1 - What SDKs are needed for DX application development? This link here as the best information on this. Basically as of the June 2010 DirectX SDK the DX SDK was combined with the Windows development SDK so if you install the most recent Windows SDK you'll have the right stuff for developing the newest DX applications.
http://blogs.msdn.com/b/chuckw/archive/2013/07/01/where-is-the-directx-sdk-2013-edition.aspx
This link also has more indepth info specific to the issue of DX Desktop apps on Windows 8.
http://blogs.msdn.com/b/chuckw/archive/2012/03/23/desktop-games-on-windows-8-consumer-preview.aspx
Note here that you can also install the June 2010 DirectX SDK on your machine, that won't hurt anything, we often install it ourselves as it has some useful sample applications to look at even if they are a bit outdated.
http://www.microsoft.com/en-pk/download/details.aspx?id=6812
2 - How do I know what my graphics card supports?
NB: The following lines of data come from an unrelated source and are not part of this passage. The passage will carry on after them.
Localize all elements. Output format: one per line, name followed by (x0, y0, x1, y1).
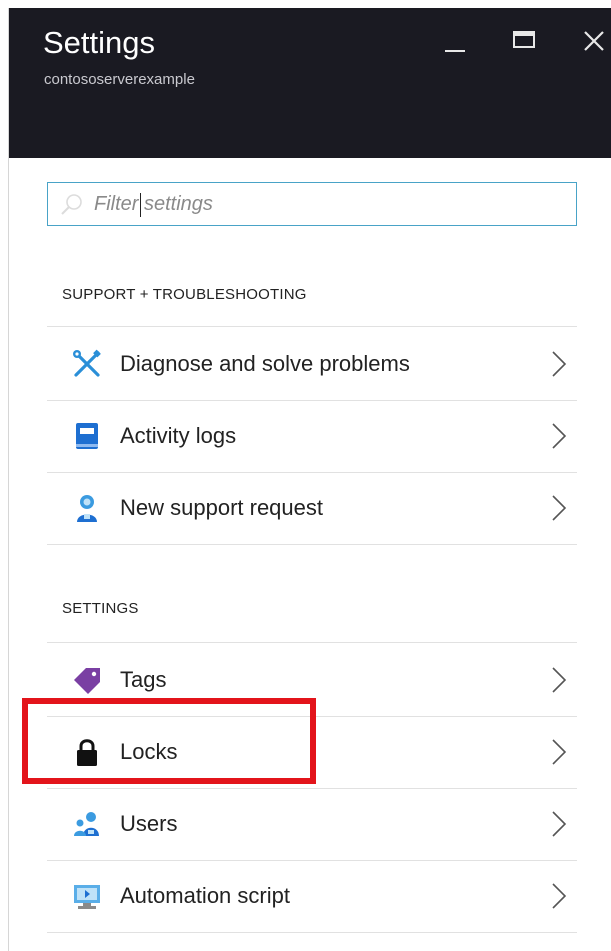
menu-item-tags[interactable]: Tags (47, 644, 577, 716)
wrench-screwdriver-icon (71, 348, 103, 380)
menu-item-activity-logs[interactable]: Activity logs (47, 400, 577, 472)
activity-log-icon (71, 420, 103, 452)
blade-subtitle: contososerverexample (44, 71, 195, 88)
chevron-right-icon (551, 350, 567, 383)
divider (47, 642, 577, 643)
close-icon[interactable] (575, 22, 611, 58)
users-icon (71, 808, 103, 840)
chevron-right-icon (551, 882, 567, 915)
search-icon (60, 193, 84, 222)
maximize-icon[interactable] (507, 22, 543, 58)
menu-item-label: Diagnose and solve problems (120, 351, 410, 376)
chevron-right-icon (551, 738, 567, 771)
menu-item-new-support-request[interactable]: New support request (47, 472, 577, 544)
chevron-right-icon (551, 666, 567, 699)
lock-icon (71, 736, 103, 768)
blade-header: Settings contososerverexample (9, 8, 611, 158)
divider (47, 326, 577, 327)
menu-item-label: Locks (120, 739, 178, 764)
chevron-right-icon (551, 422, 567, 455)
blade-title: Settings (43, 25, 156, 60)
menu-item-label: Activity logs (120, 423, 237, 448)
menu-item-locks[interactable]: Locks (47, 716, 577, 788)
menu-item-label: Tags (120, 667, 167, 692)
tag-icon (71, 664, 103, 696)
menu-item-label: Users (120, 811, 178, 836)
filter-settings-field[interactable] (47, 182, 577, 226)
section-header-settings: SETTINGS (62, 600, 139, 617)
support-person-icon (71, 492, 103, 524)
section-header-support: SUPPORT + TROUBLESHOOTING (62, 286, 307, 303)
minimize-icon[interactable] (437, 22, 473, 58)
divider (47, 544, 577, 545)
menu-item-automation-script[interactable]: Automation script (47, 860, 577, 932)
menu-item-users[interactable]: Users (47, 788, 577, 860)
divider (47, 932, 577, 933)
menu-item-label: Automation script (120, 883, 290, 908)
chevron-right-icon (551, 494, 567, 527)
menu-item-diagnose[interactable]: Diagnose and solve problems (47, 328, 577, 400)
settings-blade: Settings contososerverexample SUPPORT + … (8, 8, 611, 951)
chevron-right-icon (551, 810, 567, 843)
menu-item-label: New support request (120, 495, 323, 520)
filter-settings-input[interactable] (94, 189, 564, 219)
automation-script-icon (71, 880, 103, 912)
I'm not sure if you mean how do I detect this in my DX application at runtime? Or if you mean how do I just look it up quickly for my specific system. To figure out your own GPU it's usually a pretty quick lookup, just find your device name and punch it in online, most stuff released in the last several years supports DX11 so you should be fine here. If you installed the June 2010 SDK that I mentioned above you can use the capability tool mentioned here:
http://www.danielmoth.com/Blog/What-DX-Level-Does-My-Graphics-Card-Support-Does-It-Go-To-11.aspx
At runtime DX has code to use to check if the running graphics card has the ability to use advanced DX 11 features.
http://msdn.microsoft.com/en-us/library/windows/desktop/hh404562(v=vs.85).aspx#check_support_of_new_direct3d_11.1_features_and_formats
http://msdn.microsoft.com/en-us/library/windows/desktop/ff476876(v=vs.85).aspx
3 - Will any DirectX SDK work with any DX version? So here you basically always want to be using the latest DX SDK as you could see with the link on feature levels above you can target lower levels of DX while still coding using the most recent SDK. Just use the most recent SDK and target feature level 9 if you wanted to create apps that run on DX 9 cards.